All of McGann's CDs have been released on her own independent Dragonwing Music record label, which she began in 1986. Aside from her first album, McGann has been producer of her own CDs, with sideman and partner David K co-producing and engineering the most recent four releases.

In addition to performing at folk clubs, halls and festivals, McGann also teaches at a variety of music camps, and does individual workshops in songwriting, vocal styles, and traditional song.

== Songbook ==

In October 2011, BerLen Music of Ontario released The Eileen McGann Songbook, with 50 of her written and recorded songs, as part of the "Essential Canadian Songwriter Series." Three of her songs were included in the "Rise Again" songbook.

== Visual Artist ==

McGann is also a painter of colourful, semi-representational landscapes and treescapes, mostly of Western Canada. She has exhibited in gallery shows on Vancouver Island and elsewhere in British Columbia. She also has paintings in collections throughout North America and Europe. Eileen's art is included, with a two-page colour spread, in the book "Green Art: Trees, Leaves, and Roots."

In addition to her painting, McGann draws Celtic knotwork.

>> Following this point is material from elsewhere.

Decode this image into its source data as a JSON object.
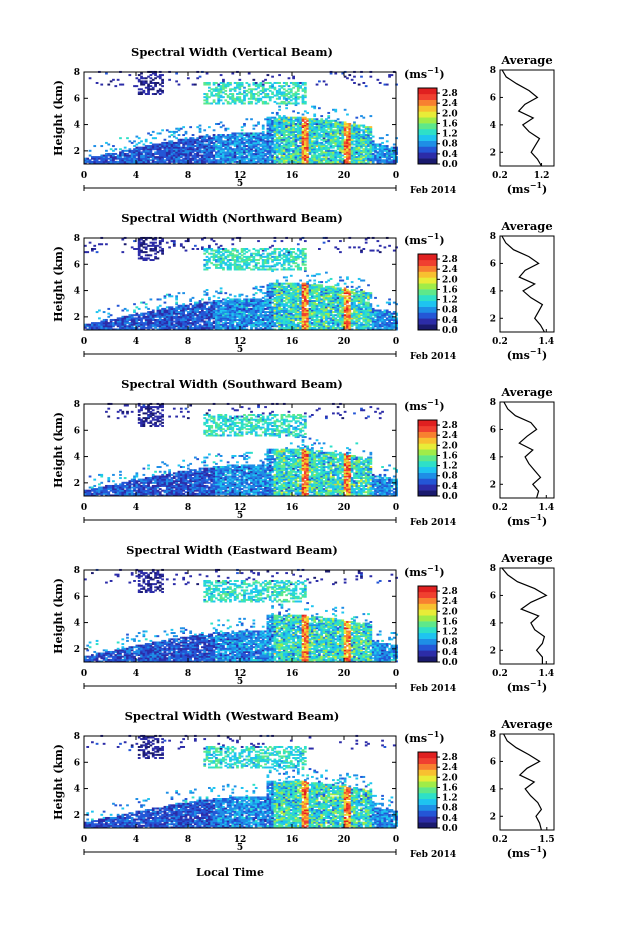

She teaches classes, tutorials, and workshops in visual art, including how to draw Celtic knotwork designs freehand at music and arts festivals.

== Discography ==

=== Studio albums ===

| Year | Album | Details |
|---|---|---|
| 2010 | Pocketful of Rhymes | *Dragonwing Music DRGN 118; |
| 2004 | Light | *Dragonwing Music DRGN 117; |
| 2001 | Beyond the Storm | *Dragonwing Music DRGN 116; |
| 1997 | Heritage | *Dragonwing Music DRGN 005; |
| 1995 | Journeys | *Dragonwing Music DRGN 113; |
| 1991 | Turn It Around | *Dragonwing Music DRGN 112; |
| 1987 | Elements | *Dragonwing Music DRGN 111; |

=== Other ===

As part of "Trilogy" (Eileen McGann, Cathy Miller and David K):

| Year | Album | Details |
|---|---|---|
| 1996 | Two Thousand Years of Christmas | *Dragonwing Music DRGN 114; |

== Publications ==

- The Eileen McGann Songbook, BerLen Music, Guelph, Ontario, 2011

== See also ==

- Stephen Fearing—Canadian folk singer-songwriter. Accompanies McGann on some of her recordings.
- William "Grit" Laskin—Canadian luthier and musician. Often accompanies McGann on her recordings.
- Loreena McKennitt—fellow Irish-Canadian female Celtic folksinger. They started out in the same timeframe, played many of the same venues in their early days, and appeared together on several early compilation recordings.
- Garnet Rogers—Canadian folk musician. They started out professionally in the same timeframe, played many of the same venues in their early days, and Garnet Rogers appeared on some of her early recordings.
- Oliver Schroer—Canadian fiddler. Appeared on several of her recordings (and assisted in their production).